To the school administrators, they were educating a barbarian, doing him a favour. Without their intervention he would have raised horses and yak and never learned to read and write. This was a goal we would laud. But he wasn't given an equal education. That would have been taking it too far, because he wasn't really Chinese. Even if he had a Chinese name.
I wonder if there's also a sense of educating women, but only so far. My college-educated student, her husband's a Chinese Physicist, a Ph.D. There's still female infanticide.

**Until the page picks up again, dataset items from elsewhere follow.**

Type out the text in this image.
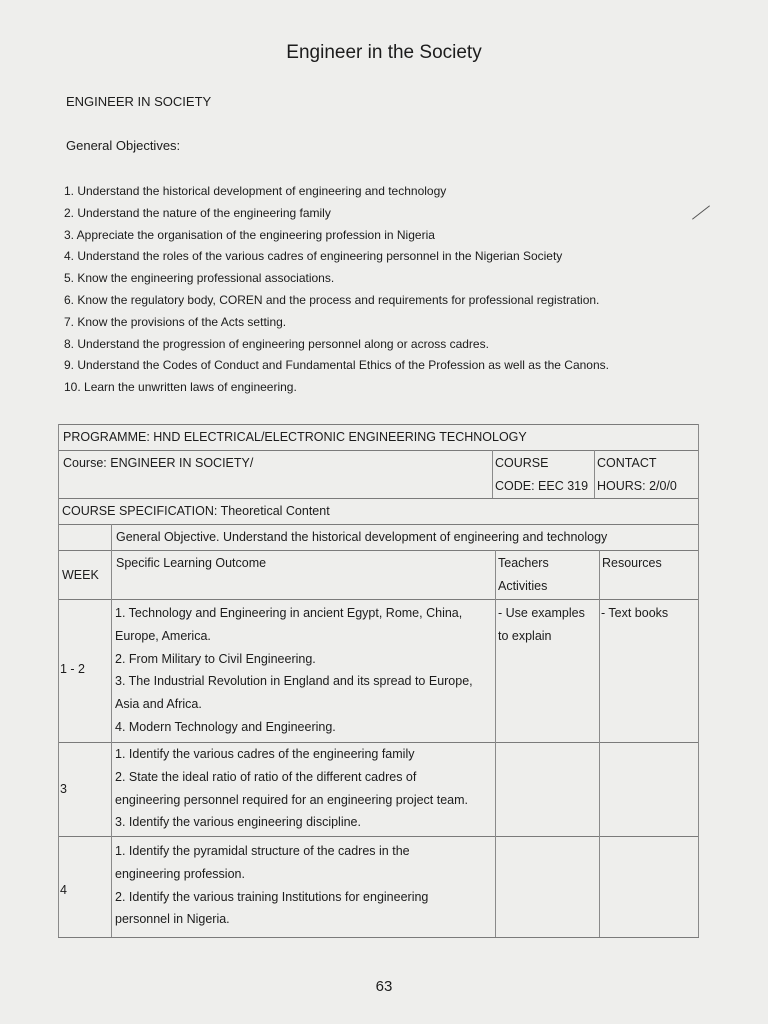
Engineer in the Society
ENGINEER IN SOCIETY
General Objectives:
1. Understand the historical development of engineering and technology
2. Understand the nature of the engineering family
3. Appreciate the organisation of the engineering profession in Nigeria
4. Understand the roles of the various cadres of engineering personnel in the Nigerian Society
5. Know the engineering professional associations.
6. Know the regulatory body, COREN and the process and requirements for professional registration.
7. Know the provisions of the Acts setting.
8. Understand the progression of engineering personnel along or across cadres.
9. Understand the Codes of Conduct and Fundamental Ethics of the Profession as well as the Canons.
10. Learn the unwritten laws of engineering.
PROGRAMME: HND ELECTRICAL/ELECTRONIC ENGINEERING TECHNOLOGY
Course: ENGINEER IN SOCIETY/	COURSE
CODE: EEC 319
CONTACT
HOURS: 2/0/0
COURSE SPECIFICATION: Theoretical Content
General Objective. Understand the historical development of engineering and technology
WEEK
Specific Learning Outcome	Teachers
Activities
Resources
1 - 2
1. Technology and Engineering in ancient Egypt, Rome, China,
Europe, America.
2. From Military to Civil Engineering.
3. The Industrial Revolution in England and its spread to Europe,
Asia and Africa.
4. Modern Technology and Engineering.
- Use examples
to explain
- Text books
3
1. Identify the various cadres of the engineering family
2. State the ideal ratio of ratio of the different cadres of
engineering personnel required for an engineering project team.
3. Identify the various engineering discipline.
4
1. Identify the pyramidal structure of the cadres in the
engineering profession.
2. Identify the various training Institutions for engineering
personnel in Nigeria.
63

I suspect that the bind Kyid-pe was caught in has less to do with the Cultural Revolution, and more to do with Chinese culture as a whole - that view of outsiders as barbarians - and how difficult that is to change. I suddenly feel a little empathy for Mao, despite all the suffering his unilateral policies caused.
no subject
Date: 2004-04-27 08:21 pm (UTC)I don't know about crediitng Mao with the bridging of the gap between sexes ... I'm interested as to why you say that. I wouldn't have called Mao's policies entirely unilateral - instead of putting everyone on the same level, it had a bit of a seesaw effect. For instance, my father was the head of his class until the Cultural Revolution, and then selections for the Red Guard started and he didn't get in til the very end because he was class president and not a peasant. Mao was primarily for the proletariat - not so much for evening things out as for having the working class prevail. I think this has had the detrimental effect of causing suspicion and a fierce competition between people in China - they don't often trust strangers, aren't friendly to anyone but people they know.
That's what I've gleaned through exposure, anyway, may or may not be accurate.